Improving Patient Safety
Because of issues such as the one described by Mower, MHS has signaled an increased emphasis on patient safety issues. At the 2012 MHS Conference, Assistant Secretary of Defense for Health Affairs Jonathan Woodson, MD, said the MHS would be announcing a new initiative addressing patient safety.
In 2011, DoD also signed a pledge of support for the White House’s Partnership for Patients, a public-private partnership designed to improve quality and safety of healthcare across the United States. One of the goals of the initiative is to decrease hospital-acquired conditions by 40% by the end of 2013, compared with 2010. Another goal is to improve the continuity and effectiveness of care during transitions from one setting to another, with the goal of decreasing hospital readmissions by 20% by the end of 2013.
Wyman said in his presentation there are steps that everyone can take to reduce medical errors. First, he said it is important to understand that all humans make mistakes, which is why it is so important to have a culture where colleagues are comfortable speaking up when someone is about to make an error in the healthcare setting. Fear often prevents action from being taken, however.
“It is not only your duty, it is your obligation,” said Wyman. “I hold equally wrong errors of commission, omission or tolerance. If someone is about to do something that you think is wrong, tell them, ‘Time out.’ Do something.”
Wyman also said that, in order to reduce medical errors, it is important to follow standards of patient care, such as evidence-based processes, protocols, checklists and bundles.
“Do all our airmen, soldiers and Marines, do all of our nurses, all of our doctors, all of our administrators, logistics folks, do they know and follow code protocol?”
Teamwork is another key in preventing errors, he said. Everyone needs to know his or her roles and responsibilities.
When a mistake happens anyway, it is important to learn lessons from it.
Wyman said that simulating case scenarios is an important way to do that. He said this is something routinely done among Air Force pilots.

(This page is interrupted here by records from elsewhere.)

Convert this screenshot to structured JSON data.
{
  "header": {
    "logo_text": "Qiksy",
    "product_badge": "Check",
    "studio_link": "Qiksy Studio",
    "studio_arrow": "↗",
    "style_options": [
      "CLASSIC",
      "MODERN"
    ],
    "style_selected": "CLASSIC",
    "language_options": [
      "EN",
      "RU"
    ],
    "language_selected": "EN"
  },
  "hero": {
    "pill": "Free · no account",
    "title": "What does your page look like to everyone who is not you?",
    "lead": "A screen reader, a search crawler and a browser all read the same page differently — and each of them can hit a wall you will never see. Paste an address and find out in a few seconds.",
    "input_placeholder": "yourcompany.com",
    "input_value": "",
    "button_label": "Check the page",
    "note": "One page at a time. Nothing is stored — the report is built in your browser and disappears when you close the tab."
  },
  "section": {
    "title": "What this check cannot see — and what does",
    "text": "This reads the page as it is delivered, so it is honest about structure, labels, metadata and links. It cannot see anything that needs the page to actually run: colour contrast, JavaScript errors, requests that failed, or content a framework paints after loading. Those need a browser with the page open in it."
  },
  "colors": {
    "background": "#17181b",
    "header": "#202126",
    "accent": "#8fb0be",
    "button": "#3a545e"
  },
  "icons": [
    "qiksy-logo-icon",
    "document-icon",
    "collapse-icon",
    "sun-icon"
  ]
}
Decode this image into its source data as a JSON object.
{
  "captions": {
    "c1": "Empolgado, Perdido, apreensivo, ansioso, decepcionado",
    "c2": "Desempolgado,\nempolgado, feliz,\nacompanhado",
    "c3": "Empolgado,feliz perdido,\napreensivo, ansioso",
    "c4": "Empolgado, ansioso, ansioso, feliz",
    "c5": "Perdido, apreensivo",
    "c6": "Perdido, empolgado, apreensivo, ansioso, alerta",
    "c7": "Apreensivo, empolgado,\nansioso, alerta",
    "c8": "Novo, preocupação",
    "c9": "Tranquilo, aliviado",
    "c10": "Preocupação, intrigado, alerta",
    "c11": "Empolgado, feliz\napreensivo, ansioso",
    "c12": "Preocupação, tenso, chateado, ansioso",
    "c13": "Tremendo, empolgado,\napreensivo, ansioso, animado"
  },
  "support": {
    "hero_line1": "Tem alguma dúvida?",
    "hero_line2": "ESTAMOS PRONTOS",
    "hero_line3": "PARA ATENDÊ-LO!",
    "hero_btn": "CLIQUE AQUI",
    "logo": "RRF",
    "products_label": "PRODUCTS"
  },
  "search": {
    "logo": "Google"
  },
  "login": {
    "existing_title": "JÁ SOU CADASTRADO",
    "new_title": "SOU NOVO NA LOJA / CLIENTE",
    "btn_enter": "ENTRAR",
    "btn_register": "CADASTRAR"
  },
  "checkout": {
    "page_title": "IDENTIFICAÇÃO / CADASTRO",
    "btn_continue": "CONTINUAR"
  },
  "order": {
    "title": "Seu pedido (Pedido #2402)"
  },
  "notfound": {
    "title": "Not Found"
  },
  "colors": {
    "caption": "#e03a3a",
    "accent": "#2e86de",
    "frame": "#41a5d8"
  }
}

“They go out to the entire C-17 community, and they fly that profile, not in an airplane but in a simulator,” he said. “Before you fly again, we want to make sure that, if you get in this situation — like occurred with the Mower family — the outcome is different. You understand what happened, what they didn’t do right.”
There are also tools and resources available to providers to improve patient safety, Wyman explained. One of those programs is TeamSTEPPS (Team Strategies and Tools to Enhance Performance and Patient Safety), which is used to improve teamwork and communication in order to improve the quality and safety of healthcare. TeamSTEPPS was developed by DoD’s Patient Safety Program in collaboration with the Agency for Healthcare Research and Quality.